Oldukça uzun makalede Anı Bisküvi Kültür Yayınları’nın 11. kitabı olan Sayın İbrahim Rıfkı Boynukalın ağabeyin değerli eseri Toprak Damlı Evlerin Çocukları’nı yazmıştım. Kitabı, doğum günümde sevgili Vefik Boynukalın Ankara’daki adresime göndermişti. Elimden bırakamamış, bir günde bitirmiştim.

Toprak Damlı Evlerin Çocukları II kitabının editörlüğü bana nasip oldu. Yazıları okurken, bir yandan ne çok tanıdığım var diye sevinirken, bir yandan da Karaman’la ilgili ne çok ortak noktamız bulunduğunu görerek hem şaşırdım hem mutlu oldum.
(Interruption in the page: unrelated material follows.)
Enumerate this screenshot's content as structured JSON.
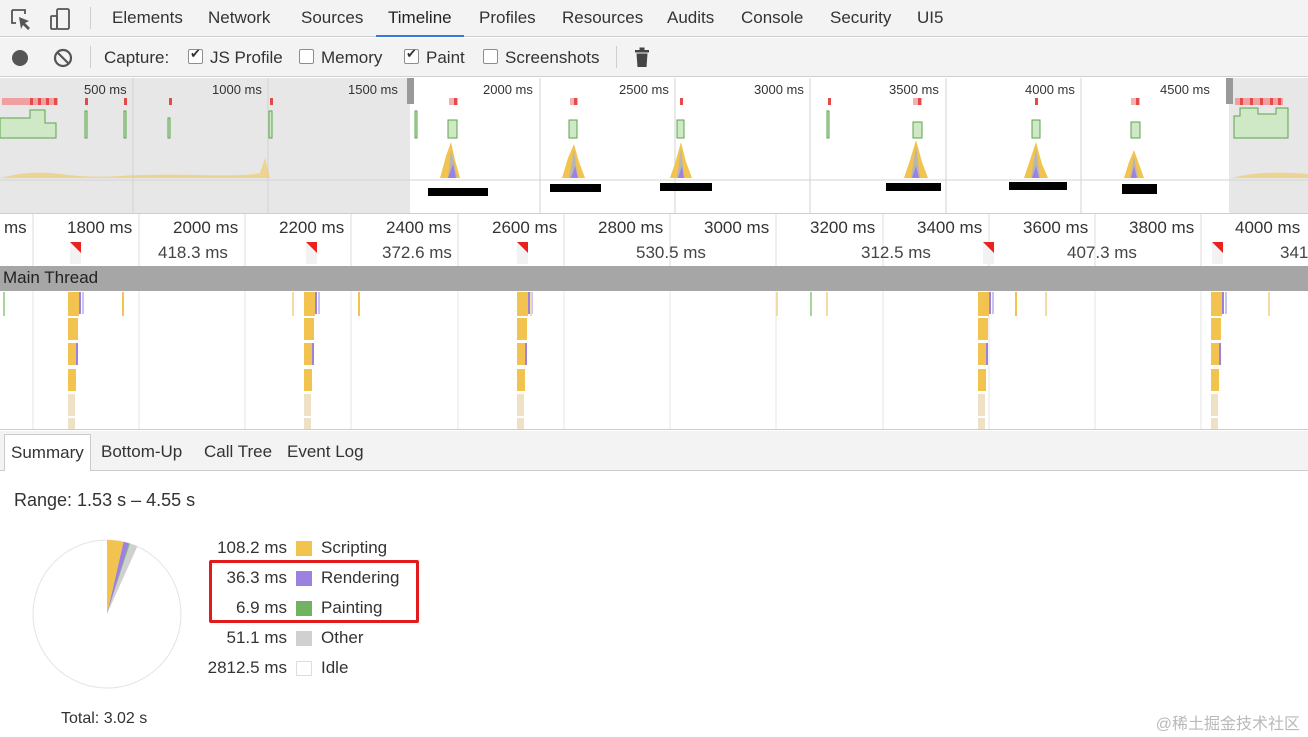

Kitabı okuyunca sizler de fark edeceksiniz; Halk Kütüphanesi’nden kitap almayan, Boklu Bent’te yüzmeyen, evinin toprak damına çıkmayan, İstasyon Caddesi’nde yürümeyen, Cumhuriyet, Güneş, Gazi ve İstiklal ilkokullarının sıralarında oturmamış olan, Yunus Emre’yi bilmeyen, tren raylarına gazoz kapağı, çivi, bozuk para koymayan, bilye, billi oynamayan, yüklükte yıkanmayan, çocukluğunu özlemle anmayan ve Karaman’a hasretlik çekmeyen kimse yok.

Geçmişe bakmak çoğunlukla hüzünlendirir. Bu kitap için anılarını paylaşan değerli hemşehrilerimin yazdıklarını okurken kimi zaman ağlamamak için kendimi zor tuttum. Hayatın sakin aktığı yılların çocuklarıydık. Hayatın sakinliğine tezat, çok hareketli, dolu dolu yaşamak isteyen kuşaktık. Sahiden yaşadık, sahici yaşadık.

Bizler aynı zamanda doğduğu evi çocuklarına gösteremeyen çocuklardık. Kişi, adı son kez anıldığında artık gerçekten ölürmüş. Bu kitap bir ebediyet iksiri değildir. Ama bilinmelidir ki bu sayfalardaki anıların ömrü, sahiplerinden çok daha uzun olacaktır. Hatta bazı kişilerin hükmü, eşyası kadar bile değildir. Bu kitapta eşyasından daha değerli olan, Karaman’ın insan hazinesinden seçilmiş sınırlı sayıda kişi yer almıştır.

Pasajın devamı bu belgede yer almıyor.